На этот раз, когда домой приехал брат, мне нечего было ему сказать. Скорее всего, за меня ему обо всем доложила Соня, или её мать. Хотя, если разобраться, я ему хотела добра, только добра. И у меня были все основания волноваться за него… Так было на четвертом курсе и на пятом, до самого окончания института. Они, кажется, жить друг без друга не могли. А я все переживала за них, хотя порой отчетливо понимала, что это не мое дело.
Как раз в это время местная газета опубликовала одно из её стихотворений, Начиналось оно так:
Зря надеяться не смею,
Обольщать тебя не в праве.
Это всё, что я имею —
Образ в розовой оправе.
У любви не ясны чувства,
Запах, голос, тень улыбки.
Это сложное искусство —
Понимать свои ошибки.
Принимать свои просчеты,
Что могли не совершиться,
Черных ласточек полеты
В даль, которая струится,
Над поляной мхом заросшей,
В день, который не продлится,
Просто станет нашим прошлым,
Улетающею птицей.
Я прочитала его с интересом, но толком не поняла. О чем оно? Для чего? Мне подумалось, что Соня проще этих стихов. Да в ней есть какая-то странная отстраненность от всего житейского, какое-то сокровенное одиночество души, но этого мало для настоящей поэзии. В настоящей поэзии сквозит драма.
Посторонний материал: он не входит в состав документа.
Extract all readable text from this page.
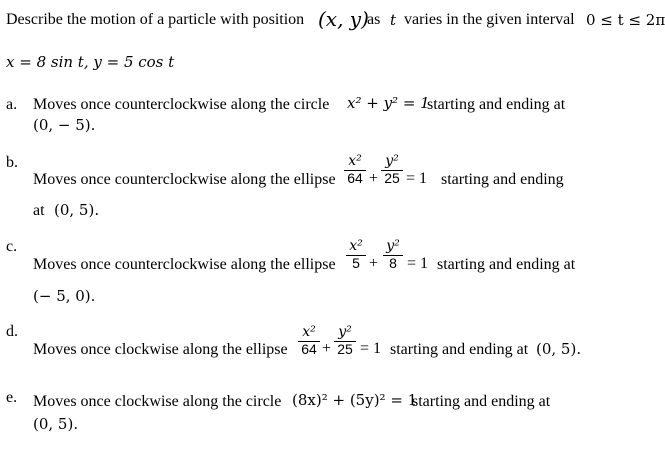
Describe the motion of a particle with position (x, y)
as t varies in the given interval 0 ≤ t ≤ 2π
x = 8 sin t, y = 5 cos t
a. Moves once counterclockwise along the circle x² + y² = 1
starting and ending at
(0, − 5).
b.
Moves once counterclockwise along the ellipse
x²
64 +
y²
25 = 1 starting and ending
at (0, 5).
c.
Moves once counterclockwise along the ellipse
x²
5 +
y²
8 = 1 starting and ending at
(− 5, 0).
d.
Moves once clockwise along the ellipse
x²
64 +
y²
25 = 1 starting and ending at (0, 5).
e. Moves once clockwise along the circle (8x)² + (5y)² = 1
starting and ending at
(0, 5).
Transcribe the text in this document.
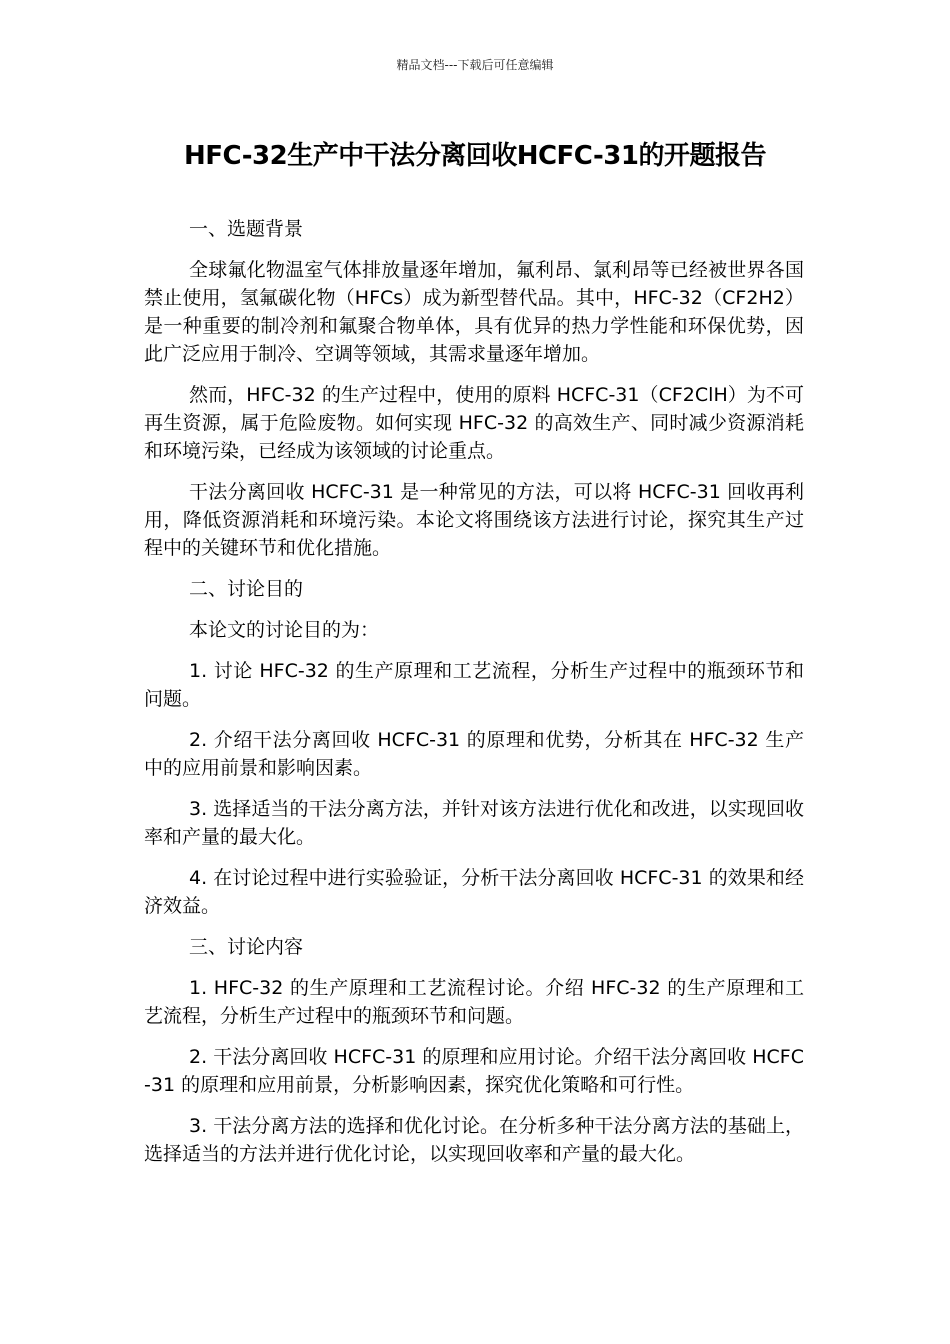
精品文档---下载后可任意编辑
HFC-32生产中干法分离回收HCFC-31的开题报告

一、选题背景

全球氟化物温室气体排放量逐年增加，氟利昂、氯利昂等已经被世界各国禁止使用，氢氟碳化物（HFCs）成为新型替代品。其中，HFC-32（CF2H2）是一种重要的制冷剂和氟聚合物单体，具有优异的热力学性能和环保优势，因此广泛应用于制冷、空调等领域，其需求量逐年增加。

然而，HFC-32 的生产过程中，使用的原料 HCFC-31（CF2ClH）为不可再生资源，属于危险废物。如何实现 HFC-32 的高效生产、同时减少资源消耗和环境污染，已经成为该领域的讨论重点。

干法分离回收 HCFC-31 是一种常见的方法，可以将 HCFC-31 回收再利用，降低资源消耗和环境污染。本论文将围绕该方法进行讨论，探究其生产过程中的关键环节和优化措施。

二、讨论目的

本论文的讨论目的为：

1. 讨论 HFC-32 的生产原理和工艺流程，分析生产过程中的瓶颈环节和问题。

2. 介绍干法分离回收 HCFC-31 的原理和优势，分析其在 HFC-32 生产中的应用前景和影响因素。

3. 选择适当的干法分离方法，并针对该方法进行优化和改进，以实现回收率和产量的最大化。

4. 在讨论过程中进行实验验证，分析干法分离回收 HCFC-31 的效果和经济效益。

三、讨论内容

1. HFC-32 的生产原理和工艺流程讨论。介绍 HFC-32 的生产原理和工艺流程，分析生产过程中的瓶颈环节和问题。

2. 干法分离回收 HCFC-31 的原理和应用讨论。介绍干法分离回收 HCFC-31 的原理和应用前景，分析影响因素，探究优化策略和可行性。

3. 干法分离方法的选择和优化讨论。在分析多种干法分离方法的基础上，选择适当的方法并进行优化讨论，以实现回收率和产量的最大化。
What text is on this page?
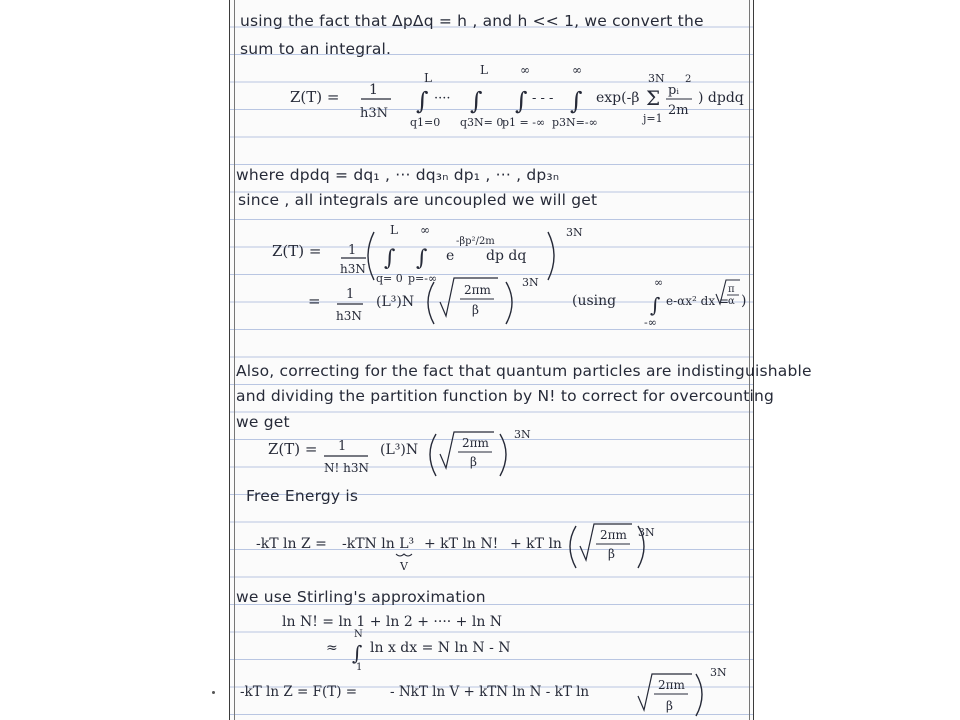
using the fact that ΔpΔq = h , and h << 1, we convert the
sum to an integral.
Z(T) = 1
h3N
L
∫
q1=0
····
L
∫
q3N= 0
∞
∫
p1 = -∞
- - -
∞
∫
p3N=-∞
exp(-β
3N
Σ
j=1
pᵢ
2
2m
) dpdq
where dpdq = dq₁ , ··· dq₃ₙ dp₁ , ··· , dp₃ₙ
since , all integrals are uncoupled we will get
Z(T) = 1
h3N
L
∫
q= 0
∞
∫
p=-∞
e
-βp²/2m
dp dq
3N
= 1
h3N
(L³)N
2πm
β
3N
(using
∞
∫
-∞
e-αx² dx =
π
α )
Also, correcting for the fact that quantum particles are indistinguishable
and dividing the partition function by N! to correct for overcounting
we get
Z(T) = 1
N! h3N
(L³)N	2πm
β
3N
Free Energy is
-kT ln Z = -kTN ln L³
V
+ kT ln N! + kT ln
2πm
β
3N
we use Stirling's approximation
ln N! = ln 1 + ln 2 + ···· + ln N
≈
N
∫
1
ln x dx = N ln N - N
-kT ln Z = F(T) = - NkT ln V + kTN ln N - kT ln	2πm
β
3N
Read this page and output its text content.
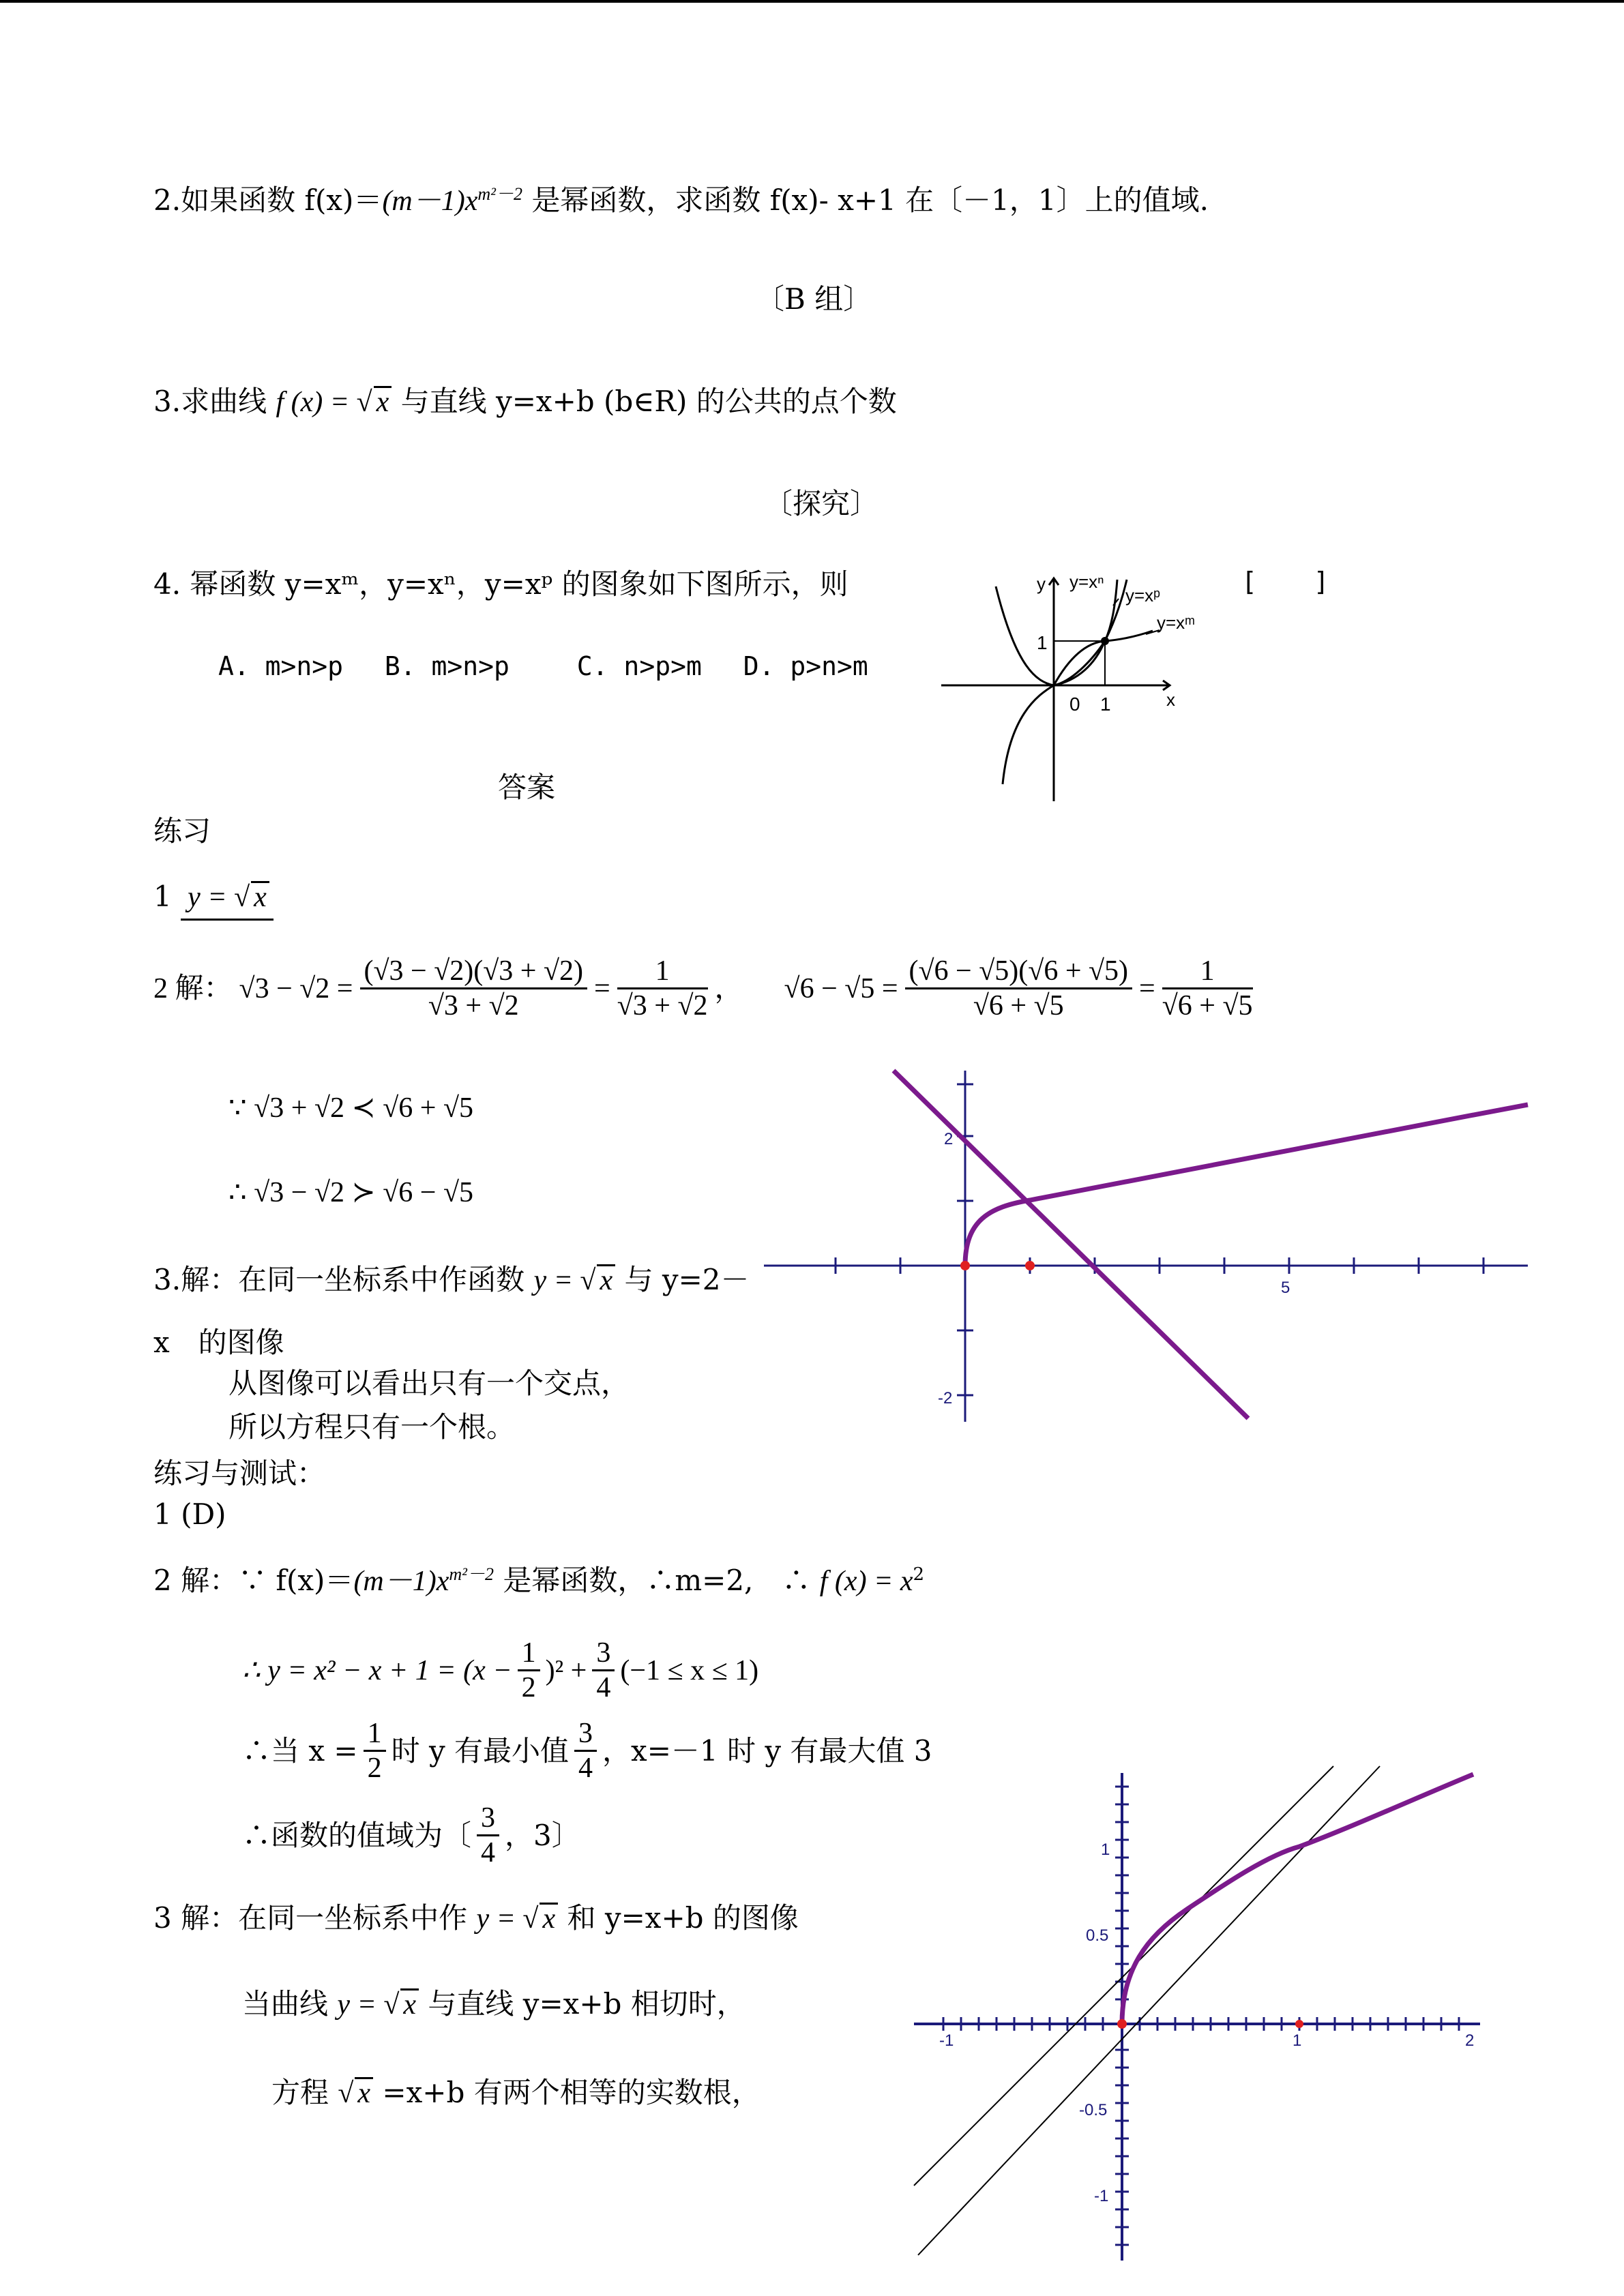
2.如果函数 $f(x)=(m-1)x^{m^2-2}$ 是幂函数，求函数 f(x)- x+1 在〔－1，1〕上的值域.
〔B 组〕
3.求曲线 f (x) = √ x 与直线 y=x+b (b∈R) 的公共的点个数
〔探究〕
4. 幂函数 y=xᵐ，y=xⁿ，y=xᵖ 的图象如下图所示，则	[ ]
A. m>n>p　 B. m>n>p　　 C. n>p>m　 D. p>n>m
y
x
0 1
1
y=xⁿ
y=xᵖ
y=xᵐ
答案
练习
1 y = √ x
2 解： $√3 - √2 = \frac{(√3 - √2)(√3 + √2)}{√3 + √2} = \frac{1}{√3 + √2}$ ， $√6 - √5 = \frac{(√6 - √5)(√6 + √5)}{√6 + √5} = \frac{1}{√6 + √5}$
∵ √3 + √2 ≺ √6 + √5
∴ √3 − √2 ≻ √6 − √5
3.解：在同一坐标系中作函数 y = √ x 与 y=2－
x　的图像
从图像可以看出只有一个交点，
所以方程只有一个根。
2
5
-2
练习与测试：
1 (D)
2 解：∵ $f(x)=(m-1)x^{m^2-2}$ 是幂函数，∴m=2,　∴ f $(x) = x^2$
∴ $y = x^2 - x + 1 = (x - \frac{1}{2} )^2 + \frac{3}{4} (-1 \le x \le 1)$
∴当 $x = \frac{1}{2}$ 时 y 有最小值 $\frac{3}{4}$ ，x=－1 时 y 有最大值 3
∴函数的值域为〔 $\frac{3}{4}$ ，3〕
3 解：在同一坐标系中作 y = √ x 和 y=x+b 的图像
当曲线 y = √ x 与直线 y=x+b 相切时，
方程 √ x =x+b 有两个相等的实数根，
1
0.5
-0.5
-1
-1	1	2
Я в это время не страдала от одиночества. У меня было всё по-другому. Моя первая любовь, Вадим, был обыкновенным молодым человеком из хорошей семьи. Ничем особенным он не выделялся. Гуляя с Вадимом по вечерам, я часто видела брата. Иногда, влекомая любопытством, я старалась идти за Соней и Сашей, не выпускать их из вида. И Вадим никогда не противился этому. Соня и Саша часто прогуливались по Набережной или стояли на деревянном мосту через небольшую речку, которая делит наш городок на две части. В теплые летние вечера Соня надевала светлые платья, безукоризненно сшитые и хорошо проглаженные. Свою тонкую талию она перетягивала коричневым ремешком из искусственной кожи, а в волосах, на самой макушке, пристраивала тёмный бант с блестками, как новогодние конфетти. Русые волосы, тёмный бант и маленькая серебряная серьга в ухе, делали её профиль романтичным. Другое дело, какая это была романтичность, о чем она говорила: обдавала она холодом или бросала в жар. Иногда мне кажется, что если бы Соня так умело не подкрашивала губы перед свиданием, если бы она не умела как следует взбить воздушные пряди волос, если бы она не была каждый раз так изящно и по-новому одета, то она никому не смогла бы понравиться. Тем более моему брату. Сейчас я понимаю, что вот это отчетливое сочетание в ней холодного и яркого, бледного и блестящего, белого и тёмного – оно и погубило брата. Ибо умение обольщать у русских женщин какое-то особенное, вовсе не связанное ни с физическим, ни с душевным здоровьем. Оно как бы не в силу, а вопреки. Наперекор всему.
II
После Сашиной смерти в ходе томительно длинного следствия по его делу, которое вел капитан Басов, я часто вспоминала тех людей, с которыми он близко сошелся в последнее время, и ловила себя на мысли, что каждого из них, в той или иной степени, начинаю подозревать. Нет, я не обладаю какими-то исключительными психологическими способностями, не ощущаю в себе ни провидческого, ни пророческого дара, просто я люблю вязать, у меня хорошая зрительная память. А жизненный узор мне всегда казался самым интересным. Я всегда старалась понять и распутать его.
Естественно, в первую очередь я вспомнила о супругах Барсовых. Однажды я видела, как муж этой начинающей бизнес-леди, тяжеловесный верзила с волосатыми ручищами, держал моего брата за грудки и что-то громко ему объяснял со свирепым видом. Потом отшвырнул от машины, возле которой произошла ссора, сел в неё и уехал. А брат ещё долго стоял возле своего магазина с огромной красочной вывеской по засаду «Белояр», и в его фигуре было что-то жалкое. О чем они тогда говорили, для меня навсегда осталось тайной.